Donors to the Tarrant County College Foundation are used to hearing the College’s academic and technical program were praised at the “Champions for Education” thank-you reception on Nov. 10 and with good reason.
This year was different. It was SHOWTIME!
Students displaying their talents and the various tools of the trade used in their respective educational programs lined TCC Trinity River’s halls. Guests could see dancers from Northeast, sign language interpretation from Trinity River, sample glasses of bubbly from the Mixology students from Southeast, admire artists from South, listen to a jazz band from Northwest and marvel at x-ray equipment from Trinity River East.
“It’s a great opportunity to really showcase our students,” said Lydia Rickard, chair of the Foundation’s board of directors. “There’s just a litany of activity that lets us show our donors where their money is actually going.”
TCC Chancellor Elva LeBlanc told attendees that the displays had a definite purpose. “I hope you have had time to learn more about our students and their success stories,” she said. “And, of course, I hope you’re connecting the dots between your contributions and their success.”
Laure O’Neal, the Foundation’s executive director, added that the layout was intended to show the breadth of the College’s offerings in a way that might not have been possible by visiting only one campus. Most people, she said, don’t understand the impact TCC has on the community.
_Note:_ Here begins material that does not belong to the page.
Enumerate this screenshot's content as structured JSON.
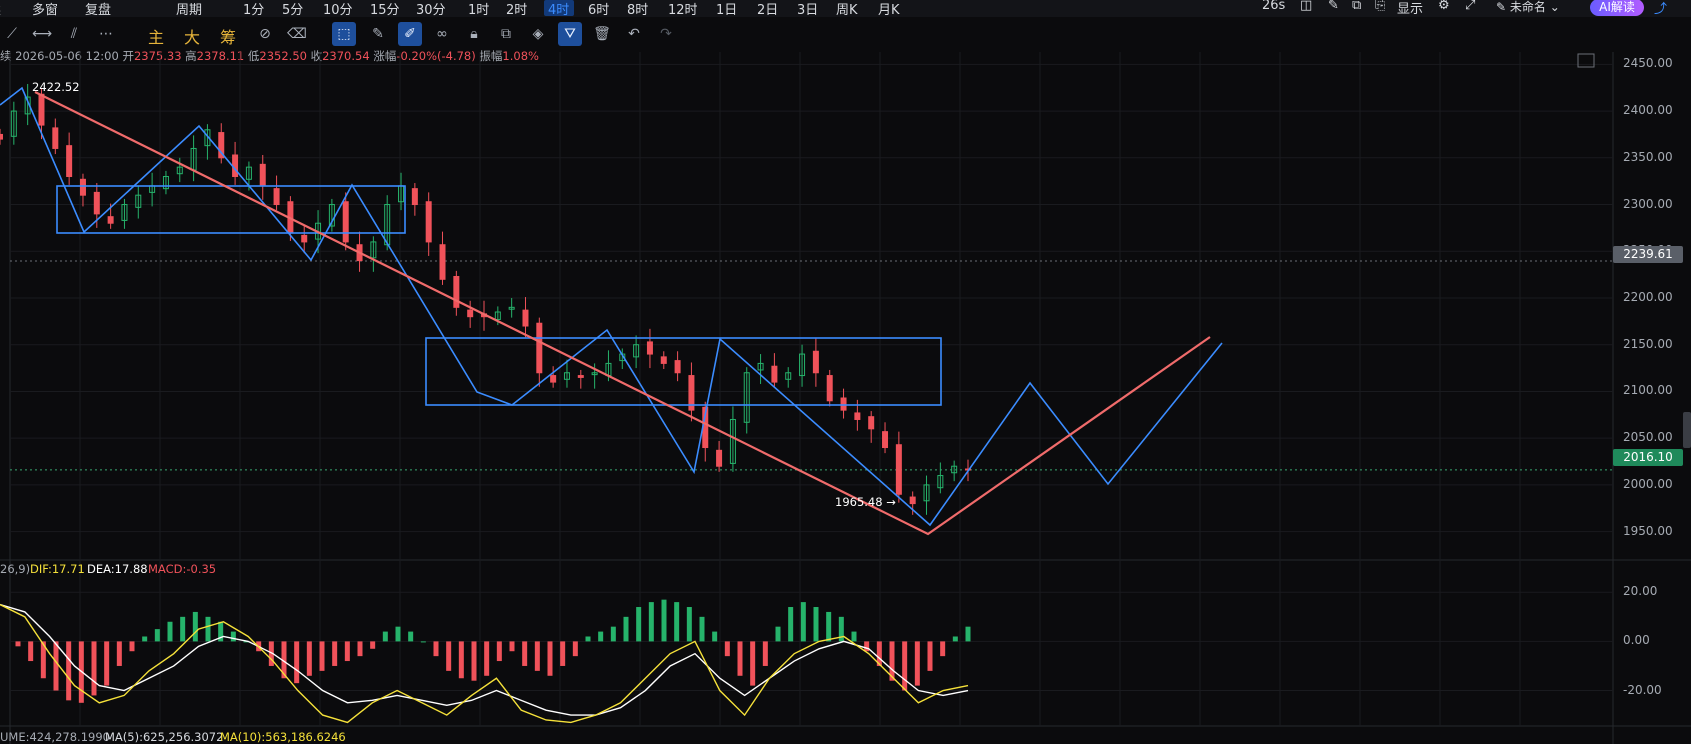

“We want to get the word out,” she said. “We want people here tonight to share it with their friends because I think fundraising is a team sport and we can all be involved.”
The impact of TCC, LeBlanc said, is considerable. For every dollar spent on their education, students reap $9.20 in lifetime earnings and Tarrant County taxpayers get $1.30 in additional tax revenue. “That 30 percent increase is a whole lot better than the stock market,” she said.
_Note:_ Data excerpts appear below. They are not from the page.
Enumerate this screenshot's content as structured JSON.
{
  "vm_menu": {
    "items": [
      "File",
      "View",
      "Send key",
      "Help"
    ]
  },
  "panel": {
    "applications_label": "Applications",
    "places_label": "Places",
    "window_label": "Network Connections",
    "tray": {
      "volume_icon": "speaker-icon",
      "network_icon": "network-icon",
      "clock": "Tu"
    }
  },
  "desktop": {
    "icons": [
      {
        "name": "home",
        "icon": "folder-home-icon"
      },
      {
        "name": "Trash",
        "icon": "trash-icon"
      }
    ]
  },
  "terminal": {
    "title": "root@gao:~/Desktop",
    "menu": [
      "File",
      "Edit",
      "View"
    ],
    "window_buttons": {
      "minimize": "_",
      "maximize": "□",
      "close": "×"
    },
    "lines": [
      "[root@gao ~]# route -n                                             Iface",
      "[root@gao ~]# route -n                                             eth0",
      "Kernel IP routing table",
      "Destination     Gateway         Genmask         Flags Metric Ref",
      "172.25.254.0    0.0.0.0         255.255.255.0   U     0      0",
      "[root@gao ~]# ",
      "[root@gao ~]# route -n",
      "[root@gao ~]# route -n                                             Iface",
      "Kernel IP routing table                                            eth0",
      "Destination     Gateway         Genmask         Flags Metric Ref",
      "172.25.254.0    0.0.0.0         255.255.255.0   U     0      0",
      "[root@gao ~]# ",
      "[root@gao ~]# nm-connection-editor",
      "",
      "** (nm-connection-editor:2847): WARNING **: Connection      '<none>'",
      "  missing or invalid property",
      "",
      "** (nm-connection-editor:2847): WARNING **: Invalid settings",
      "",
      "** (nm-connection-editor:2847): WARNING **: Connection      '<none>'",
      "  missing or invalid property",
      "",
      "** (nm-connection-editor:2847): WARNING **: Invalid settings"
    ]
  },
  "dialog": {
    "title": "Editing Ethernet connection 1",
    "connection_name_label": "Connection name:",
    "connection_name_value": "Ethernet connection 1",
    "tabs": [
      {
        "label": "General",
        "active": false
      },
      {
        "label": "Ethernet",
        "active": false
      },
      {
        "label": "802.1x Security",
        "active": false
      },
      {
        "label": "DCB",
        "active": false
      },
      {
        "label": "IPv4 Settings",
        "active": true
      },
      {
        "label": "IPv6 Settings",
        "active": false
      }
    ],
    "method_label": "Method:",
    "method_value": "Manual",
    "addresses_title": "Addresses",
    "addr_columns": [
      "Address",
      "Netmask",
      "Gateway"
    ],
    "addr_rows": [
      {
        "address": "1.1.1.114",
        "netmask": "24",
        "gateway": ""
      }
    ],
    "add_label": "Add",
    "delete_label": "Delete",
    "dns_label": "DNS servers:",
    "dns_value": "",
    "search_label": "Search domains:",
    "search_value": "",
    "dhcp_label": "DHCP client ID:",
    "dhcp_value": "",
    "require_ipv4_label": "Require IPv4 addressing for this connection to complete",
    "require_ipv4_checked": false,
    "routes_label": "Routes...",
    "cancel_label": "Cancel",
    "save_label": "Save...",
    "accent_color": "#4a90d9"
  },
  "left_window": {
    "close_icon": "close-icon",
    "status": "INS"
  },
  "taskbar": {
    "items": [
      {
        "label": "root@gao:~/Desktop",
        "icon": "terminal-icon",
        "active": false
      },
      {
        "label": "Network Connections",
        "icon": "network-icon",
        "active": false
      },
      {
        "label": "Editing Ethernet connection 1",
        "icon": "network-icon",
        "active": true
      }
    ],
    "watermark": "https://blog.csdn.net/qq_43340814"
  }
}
But perhaps the most important impact, LeBlanc said, can’t be measured in dollars and cents, but in how it affects each student, and the scholarship recipients at the event were happy to share their stories.
Victoria Cardona is studying accounting and plans, after graduation, to transfer to TCU. “The scholarship means everything to me,” she said. “It’s given me the ability to study and do something with my life.”
Reynaldo Zamora, a radiological technology student, talked about the time taken up by classroom and clinical obligations and how they prevented him from being employed as much as he would like. “So, being on the scholarship really helps me get through the financial stress you have to undertake by entering the program,” he said.
Nursing student Roxanna Renteria’s father had been paying her tuition, but his recent retirement cut deeply into the family budget. “So, the scholarship means that he is able, in retirement, to think about himself and at the same time feel secure that his only child is getting a degree that can make her a life.”
And people’s lives, LeBlanc told foundation donors, are what their generosity is “changing for the better every single day.”